Part of why I am writing this is because we seem to be in a sudden proliferation of Weird High-Energy Events In Space, or at least we’re becoming a lot more aware of them. Just last month, 20-TeV gamma rays were measured coming from a pulsar within the constellation Vela, the highest-energy pulsar radiation ever detected. And also on November 15, an additional layer of weirdness got reported in Nature: an explosion nicknamed ‘Tasmanian devil’ that was 100 times brighter than a typical supernova and kept reaching peak brightness over and over for months after it happened. What is going on out there?!
Anyway, the Italian researchers point out that if anything like GRB221009A were to happen within the Milky Way, it would blast off our entire ozone layer and subject all the plants and animals on Earth to the full brunt of UV rays from the Sun, most likely killing them all, and us with them.
Fortunately this seems to be a very rare event, but it makes you wonder if this could be part of the reason we haven’t come across any transmissions from intelligent life.

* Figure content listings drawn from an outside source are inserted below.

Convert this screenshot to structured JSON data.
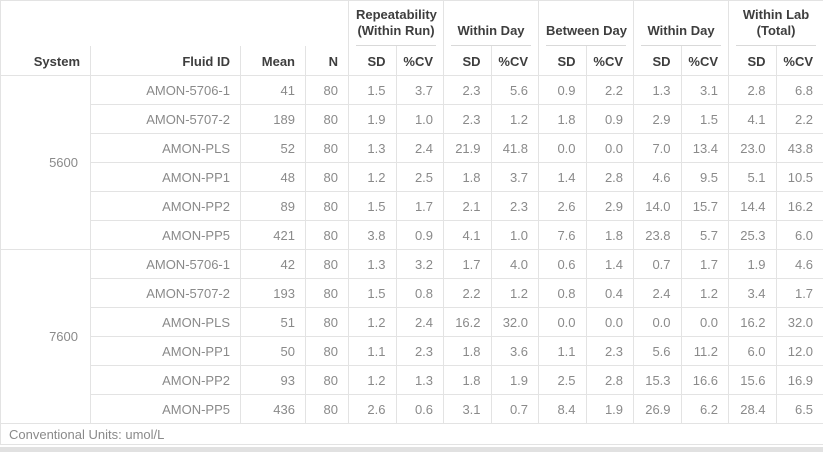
{
  "table": {
    "headers": {
      "system": "System",
      "fluid_id": "Fluid ID",
      "mean": "Mean",
      "n": "N",
      "sd": "SD",
      "cv": "%CV"
    },
    "column_groups": [
      {
        "name": "repeatability-within-run",
        "line1": "Repeatability",
        "line2": "(Within Run)"
      },
      {
        "name": "within-day-1",
        "line1": "Within Day",
        "line2": ""
      },
      {
        "name": "between-day",
        "line1": "Between Day",
        "line2": ""
      },
      {
        "name": "within-day-2",
        "line1": "Within Day",
        "line2": ""
      },
      {
        "name": "within-lab-total",
        "line1": "Within Lab",
        "line2": "(Total)"
      }
    ],
    "groups": [
      {
        "system": "5600",
        "rows": [
          {
            "fluid_id": "AMON-5706-1",
            "mean": "41",
            "n": "80",
            "values": [
              "1.5",
              "3.7",
              "2.3",
              "5.6",
              "0.9",
              "2.2",
              "1.3",
              "3.1",
              "2.8",
              "6.8"
            ]
          },
          {
            "fluid_id": "AMON-5707-2",
            "mean": "189",
            "n": "80",
            "values": [
              "1.9",
              "1.0",
              "2.3",
              "1.2",
              "1.8",
              "0.9",
              "2.9",
              "1.5",
              "4.1",
              "2.2"
            ]
          },
          {
            "fluid_id": "AMON-PLS",
            "mean": "52",
            "n": "80",
            "values": [
              "1.3",
              "2.4",
              "21.9",
              "41.8",
              "0.0",
              "0.0",
              "7.0",
              "13.4",
              "23.0",
              "43.8"
            ]
          },
          {
            "fluid_id": "AMON-PP1",
            "mean": "48",
            "n": "80",
            "values": [
              "1.2",
              "2.5",
              "1.8",
              "3.7",
              "1.4",
              "2.8",
              "4.6",
              "9.5",
              "5.1",
              "10.5"
            ]
          },
          {
            "fluid_id": "AMON-PP2",
            "mean": "89",
            "n": "80",
            "values": [
              "1.5",
              "1.7",
              "2.1",
              "2.3",
              "2.6",
              "2.9",
              "14.0",
              "15.7",
              "14.4",
              "16.2"
            ]
          },
          {
            "fluid_id": "AMON-PP5",
            "mean": "421",
            "n": "80",
            "values": [
              "3.8",
              "0.9",
              "4.1",
              "1.0",
              "7.6",
              "1.8",
              "23.8",
              "5.7",
              "25.3",
              "6.0"
            ]
          }
        ]
      },
      {
        "system": "7600",
        "rows": [
          {
            "fluid_id": "AMON-5706-1",
            "mean": "42",
            "n": "80",
            "values": [
              "1.3",
              "3.2",
              "1.7",
              "4.0",
              "0.6",
              "1.4",
              "0.7",
              "1.7",
              "1.9",
              "4.6"
            ]
          },
          {
            "fluid_id": "AMON-5707-2",
            "mean": "193",
            "n": "80",
            "values": [
              "1.5",
              "0.8",
              "2.2",
              "1.2",
              "0.8",
              "0.4",
              "2.4",
              "1.2",
              "3.4",
              "1.7"
            ]
          },
          {
            "fluid_id": "AMON-PLS",
            "mean": "51",
            "n": "80",
            "values": [
              "1.2",
              "2.4",
              "16.2",
              "32.0",
              "0.0",
              "0.0",
              "0.0",
              "0.0",
              "16.2",
              "32.0"
            ]
          },
          {
            "fluid_id": "AMON-PP1",
            "mean": "50",
            "n": "80",
            "values": [
              "1.1",
              "2.3",
              "1.8",
              "3.6",
              "1.1",
              "2.3",
              "5.6",
              "11.2",
              "6.0",
              "12.0"
            ]
          },
          {
            "fluid_id": "AMON-PP2",
            "mean": "93",
            "n": "80",
            "values": [
              "1.2",
              "1.3",
              "1.8",
              "1.9",
              "2.5",
              "2.8",
              "15.3",
              "16.6",
              "15.6",
              "16.9"
            ]
          },
          {
            "fluid_id": "AMON-PP5",
            "mean": "436",
            "n": "80",
            "values": [
              "2.6",
              "0.6",
              "3.1",
              "0.7",
              "8.4",
              "1.9",
              "26.9",
              "6.2",
              "28.4",
              "6.5"
            ]
          }
        ]
      }
    ]
  },
  "footer": {
    "note": "Conventional Units: umol/L"
  },
  "colors": {
    "header_text": "#3e3e3e",
    "body_text": "#8a8a8a",
    "cell_border": "#e3e3e3",
    "group_underline": "#d9d9d9",
    "bottom_bar": "#e1e1e1"
  }
}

Maybe these kinds of events squelch life around them often enough to counter the comparably rare development of advanced lifeforms.
Then again, if some sort of life is hiding in oceans beneath the surface of planets and moons, such as within Enceladus, Europa, or even Pluto, it could be protected from such radiative assaults. If we’re ever going to find life like that — and we will try — it’ll probably have to be right here in our own Solar System.
But the task in front of us now — and to be sure, many suitors bearing theories are certainly already lining up out there — is to fully explain what sort of event could have led to an explosion with such unbelievably intense power. The Universe is getting kind of hectic.
It occurred to me to use this song because I went to high school with frontman Durron Butler (the guy with the Raiders hat here), who was a couple years older than me. I’d see him rapping in the hallways between classes, and I thought he was an all-right guy. I don’t know what he’s up to these days, but I hope he’s doing well.